My Cabbage Patch Kids are comfortable where they are. That closet is the only home they’ve known since I stopped playing with them in 1987. How can I move them?
And who knows when acid-washed, fleece-lined denim jackets will be hot again — could be any day …
… or so I tell my parents when they get on my case to finish moving out of their house. Should I be ashamed? Probably. I’ll be 42 next month and have my own house about two miles from my parents’.
OK, fine, I should deal with my stuff.
Never miss a local story.
I hit the streets recently to find out if my parents are the only ones with a delinquent like me. Turns out, they’re not.
Apparently, parents trying to get grown children to take responsibility for mountains of belongings cluttering spare bedrooms, attics and basements is a rampant condition of the modern age.
Deb Callaway of Shawnee has four children between ages 40 and 50. She and her husband, Jim, moved into their house in 1991 when the kids were teenagers.
Her 44-year-old daughter has asked that we not use her name for this article.

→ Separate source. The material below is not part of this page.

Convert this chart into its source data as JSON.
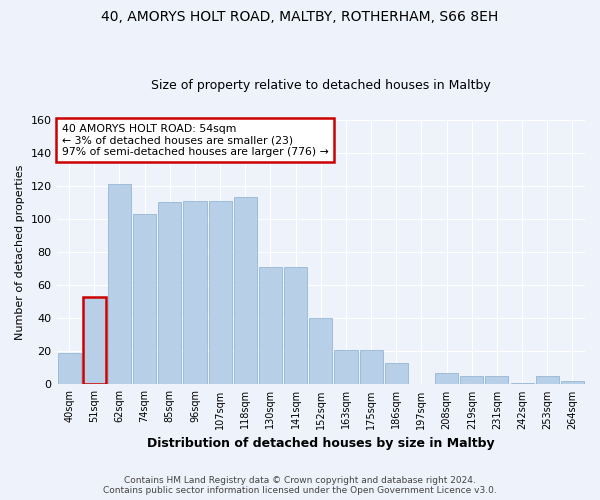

I feel for her on this.
Anonymous, we’ll call her, wouldn’t have left things behind at all, but what happened was that she moved back in for a while and collected the stuff people tend to collect, you know, just living. When she got her own place, it was too small to accommodate everything.
Callaway is OK with this for two reasons. One: She says this is the house she and her husband will die owning. The kids can collect their belongings now or then.
And two: “Out of sight, out of mind. If I can stick it back in the far corner of the basement, and I don’t have to see it, I don’t care what’s back in there. She can store an elephant if she wants to.”
When Callaway was in her 30s her mother gave her an ultimatum about clearing out: Take your junk or I’m dumping it. Callaway listened. But when she tried the same with Anonymous, it only brought tears and deadline extensions.
“It’s not worth upsetting her over it because it’s just stuff, and it’s an unfinished basement,” she said.
Cheryl Ball, on the other hand, is dealing with a different set of issues. Several years ago, in the space of about 11 months, her daughter Julie and both of her parents died, leaving behind Julie’s young daughter, Mikayla, and a mountain of items.
Ball, who lives in Lee’s Summit, says she wishes her other daughter Nancy would help her look through everything. However, Nancy lives in Florida, and her visits are short enough as it is, not to mention the emotions that go with such a sorting task.
The main items on Ball’s mind are the baby grand piano and a huge collection of photo albums.
Of the piano she says, “The girls wanted me to keep it, so I keep it.” Her mother bought it in the mid-1940s and taught Ball and both of her daughters to play on it.
Now Mikayla is learning to play the piano — Ball is teaching her. The 12-year-old has adopted her mother’s flute and piccolo and seems to have inherited her talent as well.
As for the photo albums, Ball says she can’t throw away pictures. “My mom was religious about putting things in albums.” But they’re taking up most of the closet space in her apartment.
What’s she to do?
Echoing Callaway, Ball says that sooner or later Nancy will have to deal with all of it. She’d really like the piano out in the near future, though. She has even thought of shipping it to Nancy but knows the cost would be exorbitant.
Kaki Speicher of Shawnee can offer some counsel about shipping large items.
She’s mother to four, ages 31 to 45. And before we get into the shipping stories, quick shoutout to Katie, the youngest Speicher, who rented a storage unit for her stuff before she moved to Taiwan recently. Nice work, Katie.
The Speichers will be moving to Florida in March, which means they’re anxious to deal with their other daughter Trinn’s large doll collection and son Greg’s Brio trains.
So Speicher packed the Madame Alexander dolls — a precursor to American Girl dolls — into three giant boxes and shipped them to Trinn, 42, in Houston. Before Speicher knew what hit her, the boxes were back on her doorstep, and she ended up paying for a round-trip ticket for them.
Trinn says she was never notified by the shipper that they had arrived. Katie to the rescue, though.
According to her mom, “Katie thinks it’s hysterical,” so she offered up some real estate in her storage unit for the dolls.
And lucky for Greg, 39, that he already happens to live in Florida. His Brio trains will ride along with all his parents’ other possessions. To his credit, he’d been telling his mother to get rid of them for years.
But she refused. “Being a mama, that’s part of my problem. I thought, someday he’ll change his mind. We just found out that in June he’s having a son,” Speicher says, smiling big.
My own father tells me that “in the final analysis, it’s really not a big deal, unless it’s turned into an unhealthy hoarding situation.” But he also notes that, “The longer you keep stuff, the higher the sentimental value grows, until these things become priceless in everybody’s minds.”
Little does he know that those Cabbage Patch dolls are priceless and that one day, when the style comes back around, I’ll be strutting my stuff in that acid-washed jacket.